The council is “based on the special relationship among our countries and common denominators, including the bonds of faith, kinship, and our peoples’ common destiny,” he added.

The Kingdom’s Vision 2030 plan prioritizes a unified and solid Gulf Cooperation Council, in addition to strengthening the Arab and Islamic cooperation in a way that serves the security, stability, and prosperity of our countries and the region, he said.

Arabic leaders, pose for a group photo during the Gulf Cooperation Council's (GCC) 41st Summit in Al-Ula. (Reuters)
Arabic leaders, pose for a group photo during the Gulf Cooperation Council's (GCC) 41st Summit in Al-Ula. (Reuters)

The summit is missing two great leaders who played a significant role in mediating talks between member states, the late Sheikh Sabah al-Ahmad al-Sabah and the late Sultan Qaboos, the crown prince said.

“We miss, this year, two great leaders who had a significant role in supporting the joint Gulf action, Sultan Qaboos bin Said and Sheikh Sabah al-Ahmad.

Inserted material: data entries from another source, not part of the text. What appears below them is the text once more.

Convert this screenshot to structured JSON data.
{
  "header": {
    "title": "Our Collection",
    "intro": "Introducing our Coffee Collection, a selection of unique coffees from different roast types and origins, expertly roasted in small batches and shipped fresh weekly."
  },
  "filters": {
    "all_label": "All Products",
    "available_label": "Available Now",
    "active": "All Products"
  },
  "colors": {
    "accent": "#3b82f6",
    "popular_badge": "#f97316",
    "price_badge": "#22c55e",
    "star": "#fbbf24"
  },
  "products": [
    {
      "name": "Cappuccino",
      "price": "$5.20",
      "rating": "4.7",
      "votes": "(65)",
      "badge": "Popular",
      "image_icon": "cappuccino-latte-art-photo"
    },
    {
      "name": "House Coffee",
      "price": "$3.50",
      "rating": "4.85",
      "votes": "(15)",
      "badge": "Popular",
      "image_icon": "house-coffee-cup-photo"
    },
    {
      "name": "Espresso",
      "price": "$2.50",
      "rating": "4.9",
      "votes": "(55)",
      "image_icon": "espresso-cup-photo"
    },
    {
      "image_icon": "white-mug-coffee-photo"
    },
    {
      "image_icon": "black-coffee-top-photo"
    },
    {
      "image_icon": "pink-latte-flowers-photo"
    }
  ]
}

In recognition of their great efforts over decades in the support of the Gulf Cooperation Council (GCC), the Custodian of the Two Holy Mosques directed that this summit shall be named the Summit of Sultan Qaboos and Sheikh Sabah,” he said.

The crown prince also thanked the United States for its efforts in mediating the rift between Qatar, Saudi Arabia, the United Arab Emirates, and Egypt.

The countries cut diplomatic and trade links with Doha in 2017 over its ties with the Muslim Brotherhood and its interference in their affairs.

Ahead of the summit, the crown prince welcomed Qatar’s Emir Sheikh Tamim bin Hamad al-Thani to AlUla with a hug.